In its en banc decision in Knight v United Parcel Service 71 CCC 1423, the WCAB went through the amendment history of Labor Code 4600 noting that the application for approval of the MPN required a statement of how the MPN will comply with the “employee notification process” and the “second and third opinion process” of AD Rules 9767.1 through 9767.3.
The issue in Knight was whether the employer/insurer had complied with AD Rule 9767.12(a) which requires, among other things, that every covered employee be notified in writing about the use of the MPN: 1) prior to implementation; 2) at the time of hire; or, 3) when transferring into the MPN.
The implementation of notice can be provided by mail, with the pay stub or by electronic means if the employee has access to e-mail (AD Rule 9767.12(c)). The 2nd District Court of Appeal case of Barrett Business Services v. WCAB (Desiderio) 74 CCC 49, held that even if a complete list of MPN doctors is provided on a website, an employee is still entitled to written notice.

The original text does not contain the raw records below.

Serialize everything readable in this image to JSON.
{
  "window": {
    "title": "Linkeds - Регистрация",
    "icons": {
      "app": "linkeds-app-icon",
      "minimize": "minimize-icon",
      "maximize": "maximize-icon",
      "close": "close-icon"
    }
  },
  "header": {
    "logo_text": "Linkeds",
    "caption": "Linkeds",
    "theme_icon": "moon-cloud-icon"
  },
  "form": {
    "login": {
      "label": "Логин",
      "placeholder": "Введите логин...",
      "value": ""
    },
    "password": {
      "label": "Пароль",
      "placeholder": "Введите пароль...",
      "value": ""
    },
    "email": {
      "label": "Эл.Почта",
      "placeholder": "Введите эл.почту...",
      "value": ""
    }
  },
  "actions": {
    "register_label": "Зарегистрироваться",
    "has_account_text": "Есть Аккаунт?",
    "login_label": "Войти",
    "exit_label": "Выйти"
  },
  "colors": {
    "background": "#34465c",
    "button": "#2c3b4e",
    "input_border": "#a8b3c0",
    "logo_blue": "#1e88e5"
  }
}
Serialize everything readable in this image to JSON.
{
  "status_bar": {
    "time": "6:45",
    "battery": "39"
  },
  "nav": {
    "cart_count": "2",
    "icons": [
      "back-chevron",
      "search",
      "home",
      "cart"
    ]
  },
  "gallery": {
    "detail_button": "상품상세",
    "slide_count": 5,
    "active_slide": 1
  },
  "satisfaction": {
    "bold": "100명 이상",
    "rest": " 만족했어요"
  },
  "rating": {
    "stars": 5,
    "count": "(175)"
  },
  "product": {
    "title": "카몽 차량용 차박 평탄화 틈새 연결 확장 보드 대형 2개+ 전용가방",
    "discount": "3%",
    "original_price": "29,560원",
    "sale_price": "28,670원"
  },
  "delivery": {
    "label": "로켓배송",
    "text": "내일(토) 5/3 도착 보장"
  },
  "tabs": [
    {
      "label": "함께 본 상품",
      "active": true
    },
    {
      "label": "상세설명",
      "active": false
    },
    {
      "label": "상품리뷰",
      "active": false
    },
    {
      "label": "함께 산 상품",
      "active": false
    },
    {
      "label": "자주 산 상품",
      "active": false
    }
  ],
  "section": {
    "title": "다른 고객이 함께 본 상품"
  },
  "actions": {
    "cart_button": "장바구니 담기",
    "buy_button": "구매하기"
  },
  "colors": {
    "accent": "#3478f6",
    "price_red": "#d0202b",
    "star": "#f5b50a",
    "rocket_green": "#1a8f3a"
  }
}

All in all, AD Rule 9767.12 contains seven subsections with their own subsections setting forth, in detail, the areas which must be addressed in order to comply with the notification process. If the process is not complied with, the result will be the same as in Knight where the WCAB held that if the failure to provide notice of rights under an MPN results in a neglect or failure to provide medical treatment, the employer/insurer will be liable for reasonable medical treatment self-procured by the employee (Knight supra p.1435).
If you’re buying real estate, it’s location, location, location. If you want to control medical treatment under an MPN, it’s notice, notice, notice.